Greffière : lors des débats M. POZZOBON
ARRET :
— CONTRADICTOIRE
— prononcé publiquement par mise à disposition de l’arrêt au greffe de la cour, après avis aux parties
— signé par S. LECLERCQ, présidente et par M. POZZOBON, greffière
EXPOSÉ DES FAITS ET DE LA PROCÉDURE
Le docteur [R] [I] exerce la profession de gastro-entérologue.
Le 19 mars 1999, la société par actions simplifiées unipersonnelle (Sasu) Clinique des [Etablissement 1] a conclu un contrat d’exercice libéral non exclusif avec le docteur [R] [I]. Le contrat était conclu à durée indéterminée.
Le 15 août 2012, Mme [F] [E], une patiente de la clinique, est décédée à la clinique des suites d’une septicémie à pneumocoques.

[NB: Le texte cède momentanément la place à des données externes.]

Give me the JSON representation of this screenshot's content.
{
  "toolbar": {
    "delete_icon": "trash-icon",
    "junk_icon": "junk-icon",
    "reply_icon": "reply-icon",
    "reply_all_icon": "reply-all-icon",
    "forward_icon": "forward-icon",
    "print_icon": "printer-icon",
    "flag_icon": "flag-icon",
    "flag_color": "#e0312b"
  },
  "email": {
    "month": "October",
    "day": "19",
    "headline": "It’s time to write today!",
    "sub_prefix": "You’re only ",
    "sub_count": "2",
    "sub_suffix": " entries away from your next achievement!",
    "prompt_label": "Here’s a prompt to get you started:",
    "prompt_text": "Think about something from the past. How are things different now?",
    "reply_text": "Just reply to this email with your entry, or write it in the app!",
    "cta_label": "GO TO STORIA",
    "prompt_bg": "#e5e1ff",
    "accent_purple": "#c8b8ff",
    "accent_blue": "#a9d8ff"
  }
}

Plusieurs procédures ont été engagées par ses ayants-droit, dont une procédure pénale, une procédure devant la commission de conciliation et d’indemnisation (Cci) et une procédure civile mettant en cause non seulement la Clinique des [Etablissement 1], mais également plusieurs médecins exerçant au sein de la clinique, dont le docteur [I] et le docteur [Y].
Un litige est né dans ce contexte entre le docteur [I] et la Clinique des [Etablissement 1], le conseil de cette dernière ayant communiqué à la Cci un listing édité le 22 mai 2015 des patients présents le 13 août 2012, sur lequel figurait notamment le nom de Mme [E], avec comme praticien, le docteur [I].
Par courrier recommandé avec accusé de réception du 26 novembre 2015, le docteur [R] [I] a rompu le contrat d’exercice libéral le liant à la clinique, en invoquant le comportement déloyal de la clinique à son égard dans l’affaire [D] [E], ne permettant plus la poursuite de leur collaboration. Il a reproché à la clinique de s’être efforcée, en toute connaissance de cause, et au moyen de procédés méprisables, de lui faire endosser une responsabilité qui n’était la sienne. Il a réclamé une indemnité compensatrice des préjudices qui lui ont été occasionnés, d’un montant de 500.000 euros.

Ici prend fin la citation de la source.